Court Opinion

ID: 9645851
Source: CourtListenerOpinion
Date Created: 2023-08-22 21:37:11.313606+00
Date Added: 2024-06-11T18:11:32.234262
License: Public Domain

DAVIDSON, Judge
(concurring).
Attention is 'called to the fact that we are not here dealing with a collateral attack upon a judgment of conviction. This is a direct attack by appeal, attacking the sufficiency of the evidence to support the conviction.
In 1931, by Chap. 43, Acts of the Regular Session of the 42nd Legislature, and by the amendment thereof in 1959, by Chap. 2, Acts 3rd Called Session of the 56th Legislature, provisions are made whereby one charged with an ordinary felony might waive a trial by jury and enter a plea of guilty before the court. Arts. 10a and 12, Vernon’s Ann. C.C.P., as amended.
The legislature, however, required that certain conditions must be complied with before a conviction of an ordinary felony might be lawfully obtained upon a plea of guilty before the trial court.
Chief among these requirements was “that it shall be necessary for the state to introduce evidence into the record showing the guilt of the defendant * * * and in no event shall a person charged be convicted upon his plea of guilty * * * without sufficient evidence to support the same.”
Obviously the legislature had a good reason for making that requirement, that reason being that it did not want any man whom the state could not and did not prove guilty of the crime charged sent to the penitentiary upon his plea of guilty before a trial court.
*408In order to insure that said requirement be fulfilled and carried out, the legislature precluded conviction until sufficient evidence had been introduced. In other words, the legislature made proof of guilt jurisdictional, without which proof a valid judgment of conviction could not be entered.
Jurisdiction to enter the judgment that is entered must be established. It cannot be presumed or waived.
The statement of facts upon which this appellant was convicted reflects that not a single witness testified in the case under the sanction of an oath, duly administered.
Here is how the state discharged the burden resting upon it to prove the guilt of the appellant.
State’s counsel inquired of both appellant and her counsel if it was “agreeable” with them “that the formal reading of the indictment be waived and that the state be allowed to read from the examining trial testimony and certain reports from the chemist without bringing the witnesses in to testify in person.”
Both counsel and appellant agreed that the state could so prove its case and in that manner dispose of and set aside the mandate of the legislature that evidence be introduced showing the guilt of the defendant.

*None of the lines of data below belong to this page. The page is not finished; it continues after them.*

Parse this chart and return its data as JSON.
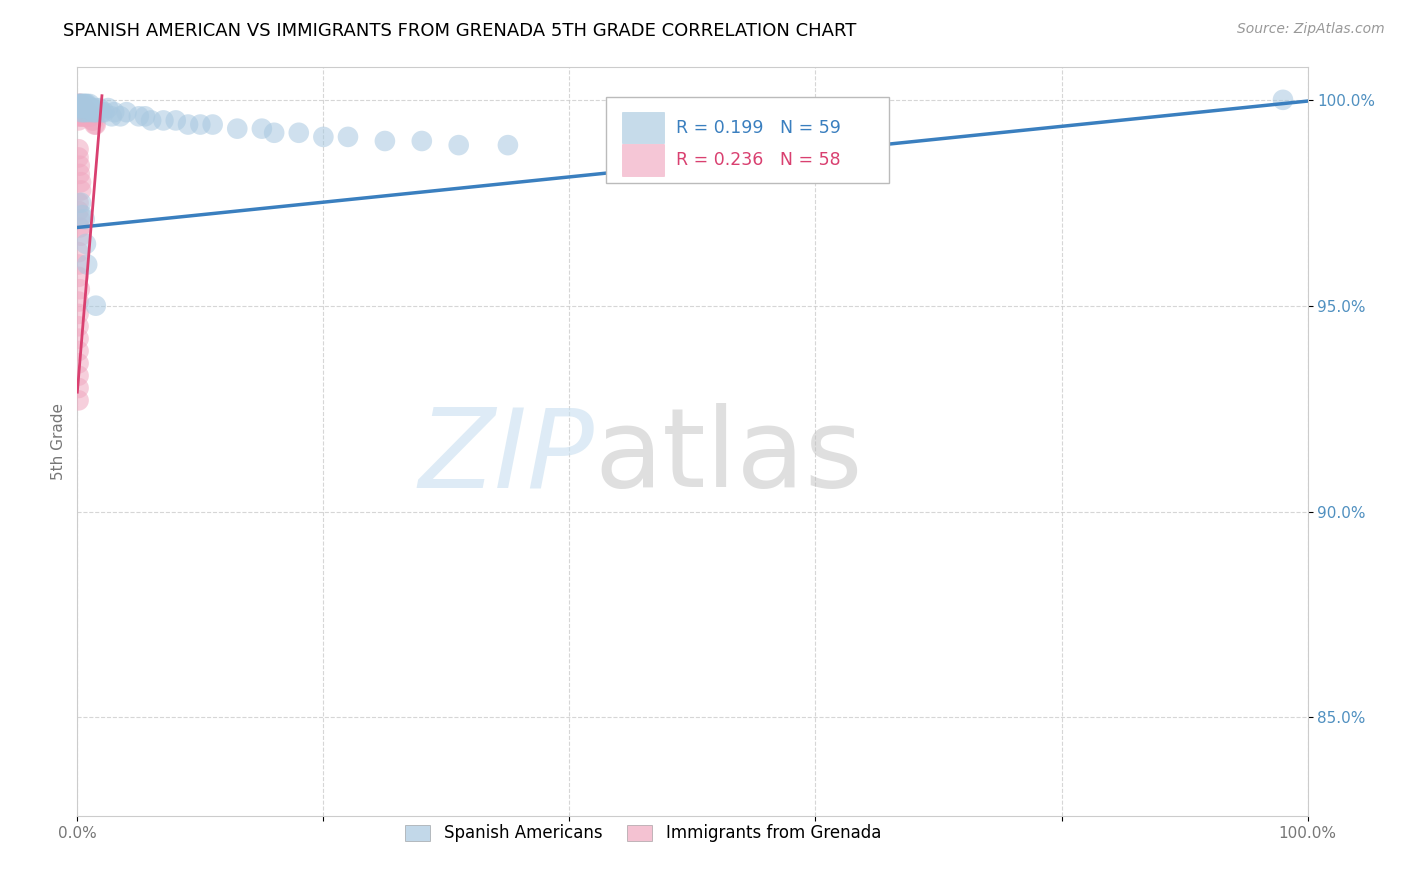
{
  "title": "SPANISH AMERICAN VS IMMIGRANTS FROM GRENADA 5TH GRADE CORRELATION CHART",
  "source": "Source: ZipAtlas.com",
  "ylabel": "5th Grade",
  "xlim": [
    0.0,
    1.0
  ],
  "ylim": [
    0.826,
    1.008
  ],
  "xticks": [
    0.0,
    0.2,
    0.4,
    0.6,
    0.8,
    1.0
  ],
  "xticklabels": [
    "0.0%",
    "",
    "",
    "",
    "",
    "100.0%"
  ],
  "ytick_positions": [
    0.85,
    0.9,
    0.95,
    1.0
  ],
  "yticklabels": [
    "85.0%",
    "90.0%",
    "95.0%",
    "100.0%"
  ],
  "blue_color": "#A8C8E0",
  "pink_color": "#F0A8C0",
  "trendline_blue": "#3A7FBF",
  "trendline_pink": "#D94070",
  "ytick_color": "#5090C0",
  "R_blue": 0.199,
  "N_blue": 59,
  "R_pink": 0.236,
  "N_pink": 58,
  "grid_color": "#CCCCCC",
  "blue_scatter_x": [
    0.001,
    0.002,
    0.002,
    0.003,
    0.003,
    0.003,
    0.004,
    0.004,
    0.005,
    0.005,
    0.005,
    0.006,
    0.006,
    0.007,
    0.007,
    0.008,
    0.008,
    0.009,
    0.01,
    0.01,
    0.011,
    0.012,
    0.013,
    0.014,
    0.015,
    0.016,
    0.018,
    0.02,
    0.022,
    0.025,
    0.028,
    0.03,
    0.035,
    0.04,
    0.05,
    0.055,
    0.06,
    0.07,
    0.08,
    0.09,
    0.1,
    0.11,
    0.13,
    0.15,
    0.16,
    0.18,
    0.2,
    0.22,
    0.25,
    0.28,
    0.31,
    0.35,
    0.006,
    0.007,
    0.003,
    0.004,
    0.008,
    0.015,
    0.98
  ],
  "blue_scatter_y": [
    0.999,
    0.999,
    0.998,
    0.999,
    0.998,
    0.997,
    0.999,
    0.998,
    0.999,
    0.998,
    0.997,
    0.999,
    0.998,
    0.999,
    0.997,
    0.999,
    0.998,
    0.998,
    0.999,
    0.997,
    0.998,
    0.998,
    0.997,
    0.997,
    0.998,
    0.997,
    0.998,
    0.997,
    0.997,
    0.998,
    0.996,
    0.997,
    0.996,
    0.997,
    0.996,
    0.996,
    0.995,
    0.995,
    0.995,
    0.994,
    0.994,
    0.994,
    0.993,
    0.993,
    0.992,
    0.992,
    0.991,
    0.991,
    0.99,
    0.99,
    0.989,
    0.989,
    0.971,
    0.965,
    0.975,
    0.972,
    0.96,
    0.95,
    1.0
  ],
  "pink_scatter_x": [
    0.001,
    0.001,
    0.001,
    0.001,
    0.001,
    0.002,
    0.002,
    0.002,
    0.002,
    0.003,
    0.003,
    0.003,
    0.003,
    0.004,
    0.004,
    0.004,
    0.005,
    0.005,
    0.005,
    0.006,
    0.006,
    0.006,
    0.007,
    0.007,
    0.008,
    0.008,
    0.009,
    0.01,
    0.01,
    0.011,
    0.012,
    0.013,
    0.014,
    0.015,
    0.001,
    0.001,
    0.002,
    0.002,
    0.003,
    0.003,
    0.001,
    0.001,
    0.002,
    0.002,
    0.003,
    0.001,
    0.001,
    0.001,
    0.002,
    0.001,
    0.001,
    0.001,
    0.001,
    0.001,
    0.001,
    0.001,
    0.001,
    0.001
  ],
  "pink_scatter_y": [
    0.999,
    0.998,
    0.997,
    0.996,
    0.995,
    0.999,
    0.998,
    0.997,
    0.996,
    0.999,
    0.998,
    0.997,
    0.996,
    0.998,
    0.997,
    0.996,
    0.998,
    0.997,
    0.996,
    0.998,
    0.997,
    0.996,
    0.997,
    0.996,
    0.997,
    0.996,
    0.996,
    0.997,
    0.996,
    0.996,
    0.995,
    0.995,
    0.994,
    0.994,
    0.988,
    0.986,
    0.984,
    0.982,
    0.98,
    0.978,
    0.975,
    0.973,
    0.971,
    0.969,
    0.967,
    0.963,
    0.96,
    0.957,
    0.954,
    0.951,
    0.948,
    0.945,
    0.942,
    0.939,
    0.936,
    0.933,
    0.93,
    0.927
  ],
  "blue_trend_x": [
    0.0,
    1.0
  ],
  "blue_trend_y": [
    0.969,
    0.9997
  ],
  "pink_trend_x": [
    0.0,
    0.02
  ],
  "pink_trend_y": [
    0.929,
    1.001
  ]
}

Thereupon state’s counsel read the testimony given by the witness Chavez, upon examining trial in justice court, to the effect that he and a fellow officer, upon information that appellant was violating the law by having narcotics in her possession, apprehended appellant while her automobile was stopped at a railway crossing. As the officers approached, appellant was seen to “ ‘ place a yellow cellophane capsule into her mouth.’ ”
The officers immediately placed appellant under arrest and carried her to a hospital, where she consented to take a saline solution. As a result, she vomited up the partially dissolved capsule.
The capsule was recovered and turned over to the city chemist.
That testimony related only to proof that appellant swallowed *409a capsule and vomited it up. The state was under the burden of proving that the capsule contained a narcotic.
To make that proof the state introduced “into evidence the report of Robert F. Crawford, Chemist and Toxicologist for the City of Houston Police Department showing that he ran a chemical analysis upon the yellow capsule submitted to him by Officer M. Chavez on July 10, 1959, and that an examination of that capsule revealed that it contained approximately 2.8 milligrams of heroin, and that heroin is a narcotic drug.”
Upon that statement, the state rested its case and relied thereon to show that the capsule contained a narcotic.
To demonstrate the insufficiency of the testimony to meet the requirements of the law, it is only necessary to point out that the only proof that appellant had a narcotic in her possession comes exclusively from the ex parte, unsworn, and hearsay report which state’s counsel said was that of the chemist of the city of Houston.
Such hearsay testimony is not legitimate evidence and, of itself, establishes nothing.
If the legislature had intended that one might be convicted of a felony upon his plea of guilty before the trial court upon hearsay testimony or by waiver of constitutional rights, all that would have been necessary to permit such action would have been to say nothing and provide no condition to the contrary.
But when the legislature required that such a conviction can be had only by the introduction of evidence showing the guilt of the defendant, which evidence must be sufficient to support the conviction, it occurs to me that it meant just what it said and thereby gave the courts of this state explicit directions to be followed in such cases.
The legislature having spoken, the courts would have no right to refuse to enforce the legislative will and mandate or to substitute other and different rules.
The state wholly failed to do that which the law requires to be done, and this conviction ought not to be approved.
I concur in the reversal of this conviction for the reasons stated.